Reputation: 4610
I received a dump file of a SVN repository that I'm moving to my server. Let's call it myserver.com/svn. The load statement prints out a long list of files loaded and reports no error. However, once I try to access the repository for checkout, or relocate my existing checkout, I'm told:
Repository moved temporarily to 'http://www.myserver.com/svn'; please relocate
In other words, my new repository reports that it has temporarily moved to itself. How do I get past that? I can't find anything about this message in documentation about the svnadmin load command.
Upvotes: 1
Views: 2238
Reputation: 1261
If you are using by any chance and have an .htaccess file somewhere around the DocumentRoot directory of the VirtualHost, try removing it and see if it helps. :)
Upvotes: 0
Reputation: 52641
It could be that your server is configured to redirect all errors to somewhere (ie the homepage). The line you should look for would be called something like
ErrorDocument 404 http://www.myserver.com/svn
SVN apparently uses 404 (not found) errors in order to add new resources. You must allow this one to pass through instead of making a redirection, or svn will get confused.
Upvotes: 0
Reputation: 871
subversion generates a UUID (Universally Unique ID) whenever it creates a repository. I believe that in order to use the UUID from your original repo you need to ad "--force-uuid" to your svnadmin load command.

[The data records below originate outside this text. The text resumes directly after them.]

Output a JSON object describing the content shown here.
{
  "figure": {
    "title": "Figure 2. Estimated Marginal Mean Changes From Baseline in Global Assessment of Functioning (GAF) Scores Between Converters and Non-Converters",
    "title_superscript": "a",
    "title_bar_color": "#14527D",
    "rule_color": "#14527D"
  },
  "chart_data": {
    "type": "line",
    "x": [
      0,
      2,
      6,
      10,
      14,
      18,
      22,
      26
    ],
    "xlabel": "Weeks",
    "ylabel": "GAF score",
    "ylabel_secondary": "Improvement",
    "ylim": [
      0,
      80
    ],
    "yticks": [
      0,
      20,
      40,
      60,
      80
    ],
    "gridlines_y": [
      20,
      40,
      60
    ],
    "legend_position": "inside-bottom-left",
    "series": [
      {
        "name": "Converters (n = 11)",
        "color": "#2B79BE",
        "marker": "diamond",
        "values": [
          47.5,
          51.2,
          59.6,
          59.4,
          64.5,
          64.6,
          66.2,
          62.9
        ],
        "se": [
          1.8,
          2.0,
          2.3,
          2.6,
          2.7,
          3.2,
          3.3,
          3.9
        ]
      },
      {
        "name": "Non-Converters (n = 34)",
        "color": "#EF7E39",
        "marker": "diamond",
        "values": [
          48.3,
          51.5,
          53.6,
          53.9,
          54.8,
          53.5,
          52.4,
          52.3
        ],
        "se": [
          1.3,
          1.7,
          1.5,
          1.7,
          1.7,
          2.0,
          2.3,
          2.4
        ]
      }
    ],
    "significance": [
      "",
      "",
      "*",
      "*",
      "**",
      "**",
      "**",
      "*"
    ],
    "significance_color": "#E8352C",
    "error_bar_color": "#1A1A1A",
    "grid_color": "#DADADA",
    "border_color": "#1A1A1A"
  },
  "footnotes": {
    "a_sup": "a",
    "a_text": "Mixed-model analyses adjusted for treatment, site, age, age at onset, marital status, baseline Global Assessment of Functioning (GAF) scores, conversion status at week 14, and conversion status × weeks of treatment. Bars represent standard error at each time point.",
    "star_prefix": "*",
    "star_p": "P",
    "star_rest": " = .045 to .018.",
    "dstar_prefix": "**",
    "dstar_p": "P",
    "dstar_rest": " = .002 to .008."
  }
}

http://svnbook.red-bean.com/en/1.5/svn.ref.svnadmin.c.load.html
Upvotes: 1
Reputation: 19612
I heard of a few cases where this was caused by adding a '/' at the end of the path in the <Location directive in the apache configuration.
Please remove the '/' if you added one.
Upvotes: 0
Reputation: 10620
I think someone has added a hook script to inform you that your repository is now at another URL.
If this was not expected, it might indicate a security issue.